What Votes Count? On Voter Fraud And Intimidation [An African Election]
It all came down to Tain. In An African Election, the results of the 2008 were decided based on multiple run-off votes. Each time, the paper ballots were painstakingly counted and verified, and there was much discussion about not disenfranchising the elderly and those who did not have formal identification.
But times have changed.
The decision was made to upgrade the voting process from the fingerprint model to a complex biometric system and is being rolled out nation wide. Officials are ferreting out multiple registrations and asking citizens to come forward and assist with the process.
Registered voters also received voter ID cards and are informed that they will not be able to vote if they are not on the national register.
Debates about what is required to vote are tough ones–on one hand, there needs to be a checks-and-balances system that ensures that people can’t game the process. On the other hand, throwing up barriers tends to reduce people’s willingness to vote. And the requirements can be quite strict.
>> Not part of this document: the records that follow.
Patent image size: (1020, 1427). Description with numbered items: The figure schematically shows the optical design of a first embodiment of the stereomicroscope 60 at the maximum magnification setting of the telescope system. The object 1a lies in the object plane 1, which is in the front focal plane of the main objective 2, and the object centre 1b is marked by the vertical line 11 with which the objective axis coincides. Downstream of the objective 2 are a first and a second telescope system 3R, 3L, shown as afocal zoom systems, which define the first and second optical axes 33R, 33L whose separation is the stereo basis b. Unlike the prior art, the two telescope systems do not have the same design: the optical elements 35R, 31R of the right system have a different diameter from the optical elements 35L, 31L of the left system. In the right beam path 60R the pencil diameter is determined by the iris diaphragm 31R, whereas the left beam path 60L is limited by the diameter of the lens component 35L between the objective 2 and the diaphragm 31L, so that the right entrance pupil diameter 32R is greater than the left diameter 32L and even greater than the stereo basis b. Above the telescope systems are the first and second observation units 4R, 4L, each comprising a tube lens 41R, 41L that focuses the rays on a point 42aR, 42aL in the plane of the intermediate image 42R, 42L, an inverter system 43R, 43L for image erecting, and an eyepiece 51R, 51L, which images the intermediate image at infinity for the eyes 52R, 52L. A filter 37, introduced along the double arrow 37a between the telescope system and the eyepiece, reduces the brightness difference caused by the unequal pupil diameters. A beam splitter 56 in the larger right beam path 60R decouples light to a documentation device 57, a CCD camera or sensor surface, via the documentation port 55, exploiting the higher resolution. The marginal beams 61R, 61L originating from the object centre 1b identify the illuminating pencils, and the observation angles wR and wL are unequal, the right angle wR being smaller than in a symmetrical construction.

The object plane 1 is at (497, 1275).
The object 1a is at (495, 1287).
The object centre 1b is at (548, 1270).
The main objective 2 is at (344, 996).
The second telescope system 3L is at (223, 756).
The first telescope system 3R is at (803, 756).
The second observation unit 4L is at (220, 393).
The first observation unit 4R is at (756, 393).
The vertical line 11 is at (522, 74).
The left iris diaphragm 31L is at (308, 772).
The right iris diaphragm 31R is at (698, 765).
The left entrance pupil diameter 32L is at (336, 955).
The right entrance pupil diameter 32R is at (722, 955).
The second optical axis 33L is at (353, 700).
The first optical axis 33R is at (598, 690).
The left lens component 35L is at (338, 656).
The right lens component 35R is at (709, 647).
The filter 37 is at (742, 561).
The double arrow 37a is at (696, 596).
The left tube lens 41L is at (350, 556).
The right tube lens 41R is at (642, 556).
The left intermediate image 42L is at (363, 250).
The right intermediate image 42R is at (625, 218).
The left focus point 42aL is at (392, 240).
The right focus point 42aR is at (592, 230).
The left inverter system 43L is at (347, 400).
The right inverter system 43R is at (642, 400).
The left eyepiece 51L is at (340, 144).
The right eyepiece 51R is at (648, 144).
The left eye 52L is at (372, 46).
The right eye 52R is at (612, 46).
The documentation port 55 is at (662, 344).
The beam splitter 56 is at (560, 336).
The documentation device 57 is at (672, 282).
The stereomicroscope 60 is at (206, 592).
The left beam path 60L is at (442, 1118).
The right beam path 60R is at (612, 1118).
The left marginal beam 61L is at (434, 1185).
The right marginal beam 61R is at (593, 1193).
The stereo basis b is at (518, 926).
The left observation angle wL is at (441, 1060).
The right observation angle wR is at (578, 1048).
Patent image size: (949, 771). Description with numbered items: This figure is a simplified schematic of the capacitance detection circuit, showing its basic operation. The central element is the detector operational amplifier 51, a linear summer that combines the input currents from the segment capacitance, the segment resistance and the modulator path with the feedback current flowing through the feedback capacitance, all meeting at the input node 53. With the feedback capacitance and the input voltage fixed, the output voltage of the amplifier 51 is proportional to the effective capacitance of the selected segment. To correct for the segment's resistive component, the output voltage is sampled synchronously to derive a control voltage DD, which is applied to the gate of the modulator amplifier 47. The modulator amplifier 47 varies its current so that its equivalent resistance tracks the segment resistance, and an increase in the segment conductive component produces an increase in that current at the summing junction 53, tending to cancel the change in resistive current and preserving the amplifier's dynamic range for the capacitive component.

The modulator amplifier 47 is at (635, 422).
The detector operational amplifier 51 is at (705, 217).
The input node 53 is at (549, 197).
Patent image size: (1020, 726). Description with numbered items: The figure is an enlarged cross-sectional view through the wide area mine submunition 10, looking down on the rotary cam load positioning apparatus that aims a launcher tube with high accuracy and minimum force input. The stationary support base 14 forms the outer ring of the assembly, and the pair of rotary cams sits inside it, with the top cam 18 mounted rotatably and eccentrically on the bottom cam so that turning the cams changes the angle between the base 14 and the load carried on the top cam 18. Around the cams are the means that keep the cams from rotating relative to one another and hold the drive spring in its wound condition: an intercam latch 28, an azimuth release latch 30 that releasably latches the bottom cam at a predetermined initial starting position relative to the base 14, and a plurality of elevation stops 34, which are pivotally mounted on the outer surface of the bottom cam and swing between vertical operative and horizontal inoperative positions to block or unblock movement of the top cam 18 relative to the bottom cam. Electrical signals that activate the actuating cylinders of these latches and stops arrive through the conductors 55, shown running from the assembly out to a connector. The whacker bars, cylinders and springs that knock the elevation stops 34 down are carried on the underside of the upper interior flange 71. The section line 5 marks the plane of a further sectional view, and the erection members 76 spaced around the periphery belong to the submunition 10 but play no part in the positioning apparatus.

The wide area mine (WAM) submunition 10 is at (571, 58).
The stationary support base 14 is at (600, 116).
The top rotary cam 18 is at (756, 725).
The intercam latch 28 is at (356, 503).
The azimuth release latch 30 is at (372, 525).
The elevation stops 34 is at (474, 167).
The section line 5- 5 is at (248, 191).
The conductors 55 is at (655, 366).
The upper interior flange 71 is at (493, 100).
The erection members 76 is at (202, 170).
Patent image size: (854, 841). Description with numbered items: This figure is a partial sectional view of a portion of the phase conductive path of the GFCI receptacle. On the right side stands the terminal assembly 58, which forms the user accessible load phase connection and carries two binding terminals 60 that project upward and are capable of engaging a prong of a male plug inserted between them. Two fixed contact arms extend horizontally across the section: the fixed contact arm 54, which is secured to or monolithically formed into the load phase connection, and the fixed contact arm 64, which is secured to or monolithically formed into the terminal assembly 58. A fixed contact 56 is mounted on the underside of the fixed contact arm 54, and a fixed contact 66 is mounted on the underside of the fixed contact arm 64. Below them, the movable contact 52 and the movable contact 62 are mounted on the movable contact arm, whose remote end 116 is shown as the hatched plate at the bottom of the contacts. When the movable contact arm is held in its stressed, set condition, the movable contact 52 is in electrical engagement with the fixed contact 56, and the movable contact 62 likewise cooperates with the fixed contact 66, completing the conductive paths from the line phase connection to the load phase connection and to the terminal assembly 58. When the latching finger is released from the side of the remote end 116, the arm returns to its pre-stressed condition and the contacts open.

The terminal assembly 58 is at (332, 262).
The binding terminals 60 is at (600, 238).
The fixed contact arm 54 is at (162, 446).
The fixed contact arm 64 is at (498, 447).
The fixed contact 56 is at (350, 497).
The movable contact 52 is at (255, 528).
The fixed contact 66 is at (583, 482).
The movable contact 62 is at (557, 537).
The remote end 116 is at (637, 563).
During the registration period, would-be voters had plenty to remember:
Prospective voters would have to show their old voters identity cards, passports, national identity cards or National Health Insurance cards.
People without any of these must be accompanied by two registered voters who will vouch for their nationality and age.
Ghanaian birth and baptismal certificates cannot be used.
Some political party operatives are angry, believing the registration drive has been mishandled; the Electoral Commission has refused to extend the deadline.
There is no easy solution for this kind of problem–the issue of managing elections plagues every country. In the United States, conservative groups are using the ghost of the ACORN scandal to anoint themselves “poll watchers” to root out voter fraud. While their stated intentions are to prevent election fraud, these groups produce the same effect as Ghana’s “macho men”–intimidating voters at the ballot box. As Brentin Mock reports for Colorlines:
Expert after expert has refuted assertions of widespread voter fraud. In Florida, only 10 cases of a non-citizens who may have voted have been found, according to University of Florida elections expert Dan Smith. Colorado’s Gesssler regularly sells stories about masses of people double-voting and literally dying to commit fraud—so much that even their corpses vote. But a News21 investigation found just 16 cases of double voting or voter impersonation since 2000 in Colorado, and just one conviction in 2008.
There have, however, been ample complaints about True the Vote intimidating voters. During Wisconsin’s recall election, students complained that True the Vote volunteers harassed them. The group’s regional director Erin Anderson told me the charges were false, but acknowledged that they couldn’t account for every volunteer they had in the state. “We had an online training, but a lot of people participated in it,” said Anderson. “We know who they are but we don’t know where they ended up.”